Championing their apparent return to the mainstream, Sales Manager Roger Cortright said: "We saw sales of albums level off a few years ago when everyone went digital. Now they're climbing back up as people realise they want to look at their pictures without having to struggle to find them on their phone first. The revived popularity of instant cameras has also helped."
With many such albums sure to be chockful of pet portraits, that's probably proof enough that PetPail – a Utah-based trader in cat- and dog-friendly travel feeders – can be sure of finding a veritable army of would-be purchasers.
Explaining the rationale behind his range, company Founder Rolane Grinnell said: "We have lunch boxes, so why don't we also have lunch boxes for our pets? For my part, I travel with my shih tzus and my car was always a mess, so I wanted to create something that could change all that."
Grinnell's solution was to design a portable pet feeding system that incorporates sealable meal packs, water dishes, coolants, waste bags, a shoulder strap and a spife – a cross between a spoon and a knife – to scoop out the food. Apparently, his dogs took to it so well that he now even uses it at home.
Definitely better suited to out-and-about use was a range of sunglasses – many in unusual configurations or fashioned from novel materials – showcased at the event by California's TH Sunglass Corporation. Commenting on the styles that were selling well in 2018, Sales Manager Julie Yan said: "This year, everything is very flashy. Oversized retro and highly decorated frames are very popular, as are light tints, glitter frames and ocean lenses. Round lenses and aviator shapes also show no signs of going away any time soon."
In any typically bright US summer, it would be folly for any sporter of sunglasses to venture out without an accompanying hat, which is pretty much where Capsmith, a Florida-based headwear manufacturer, slides into the mix. According to Dan Smith, the company's President, many perennial design favourites – including beer, truckers and college-affiliated – remain very much in demand, as do caps that make clear the wearer's views on the ongoing right to bear arms debate.
Predicting a few of the upcoming trends, he said: "We are constantly working on new fits to cater to different style needs, such as deep-fit crowns and bill structures. We are also seeing a renewed focus on classic caps that fit just right.
"Overall, pastels are still on-trend, especially mint and melon for women. For men, though, we have seen a return to more classic and traditional looks, with a particular focus on textures and patches. Tweeds, pinstripes and oil cloth are also getting increased traction this year."

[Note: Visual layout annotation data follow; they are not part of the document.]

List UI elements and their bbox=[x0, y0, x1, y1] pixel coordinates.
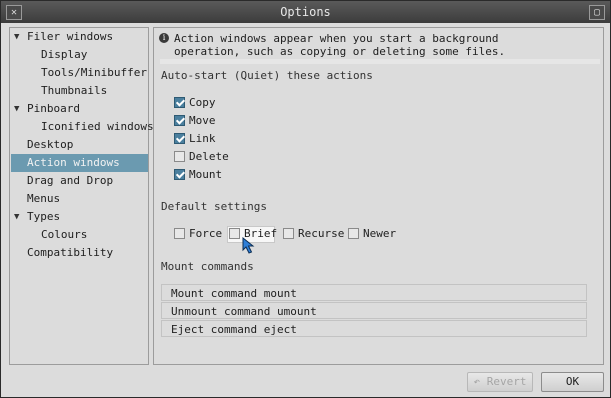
info-text: Action windows appear when you start a b… bbox=[174, 32, 506, 58]
sidebar-item-display[interactable]: Display bbox=[11, 46, 148, 64]
info-icon: i bbox=[159, 33, 169, 43]
sidebar-item-tools-minibuffer[interactable]: Tools/Minibuffer bbox=[11, 64, 148, 82]
close-icon: ✕ bbox=[10, 7, 18, 18]
eject-command-entry[interactable]: Eject command eject bbox=[161, 320, 587, 337]
default-settings-heading: Default settings bbox=[161, 200, 267, 213]
undo-icon: ↶ bbox=[473, 375, 481, 388]
pointer-cursor-icon bbox=[242, 237, 255, 254]
window-title: Options bbox=[280, 5, 331, 19]
sidebar-item-thumbnails[interactable]: Thumbnails bbox=[11, 82, 148, 100]
checkbox-box[interactable] bbox=[174, 228, 185, 239]
checkbox-box[interactable] bbox=[283, 228, 294, 239]
checkbox-box[interactable] bbox=[174, 133, 185, 144]
unmount-command-entry[interactable]: Unmount command umount bbox=[161, 302, 587, 319]
expander-triangle-icon[interactable]: ▼ bbox=[14, 100, 19, 118]
sidebar-item-filer-windows[interactable]: ▼ Filer windows bbox=[11, 28, 148, 46]
sidebar-item-colours[interactable]: Colours bbox=[11, 226, 148, 244]
autostart-heading: Auto-start (Quiet) these actions bbox=[161, 69, 373, 82]
ok-button[interactable]: OK bbox=[541, 372, 604, 392]
sidebar-item-types[interactable]: ▼ Types bbox=[11, 208, 148, 226]
maximize-icon: ▢ bbox=[593, 7, 601, 18]
sidebar-item-action-windows[interactable]: Action windows bbox=[11, 154, 148, 172]
sidebar-item-drag-and-drop[interactable]: Drag and Drop bbox=[11, 172, 148, 190]
sidebar-item-iconified-windows[interactable]: Iconified windows bbox=[11, 118, 154, 136]
sidebar-item-menus[interactable]: Menus bbox=[11, 190, 148, 208]
expander-triangle-icon[interactable]: ▼ bbox=[14, 208, 19, 226]
checkbox-box[interactable] bbox=[174, 115, 185, 126]
close-button[interactable]: ✕ bbox=[6, 5, 22, 20]
checkbox-box[interactable] bbox=[174, 97, 185, 108]
options-window: ✕ Options ▢ ▼ Filer windows Display Tools… bbox=[0, 0, 611, 398]
mount-commands-heading: Mount commands bbox=[161, 260, 254, 273]
maximize-button[interactable]: ▢ bbox=[589, 5, 605, 20]
checkbox-box[interactable] bbox=[348, 228, 359, 239]
expander-triangle-icon[interactable]: ▼ bbox=[14, 28, 19, 46]
action-windows-panel: i Action windows appear when you start a… bbox=[153, 27, 604, 365]
sections-tree[interactable]: ▼ Filer windows Display Tools/Minibuffer … bbox=[9, 27, 154, 365]
revert-button[interactable]: ↶ Revert bbox=[467, 372, 533, 392]
checkbox-box[interactable] bbox=[174, 169, 185, 180]
checkbox-box[interactable] bbox=[229, 228, 240, 239]
divider bbox=[160, 59, 600, 64]
title-bar[interactable]: ✕ Options ▢ bbox=[1, 1, 610, 23]
sidebar-item-pinboard[interactable]: ▼ Pinboard bbox=[11, 100, 148, 118]
checkbox-box[interactable] bbox=[174, 151, 185, 162]
sidebar-item-compatibility[interactable]: Compatibility bbox=[11, 244, 148, 262]
mount-command-entry[interactable]: Mount command mount bbox=[161, 284, 587, 301]
sidebar-item-desktop[interactable]: Desktop bbox=[11, 136, 148, 154]
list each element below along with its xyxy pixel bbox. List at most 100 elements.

Alongside wearable accessories, drinkware is also providing something of a channel for self-expression. Looking to capitalise on the current craze for creative carafes, California wholesaler Bewaltz had on offer a wide range of reusable water bottles, travel tumblers and mugs.
Commenting on styles currently most in demand, Account Director Jessica Luo said: "Ice-cream and unicorn tumblers have been doing very well, especially among the younger demographic, as has our Forest collection, which features delicate animals and plants in glass half-dome lids."
ASD Market Week Spring 2018 took place from 11-14 March at the Las Vegas Convention Center.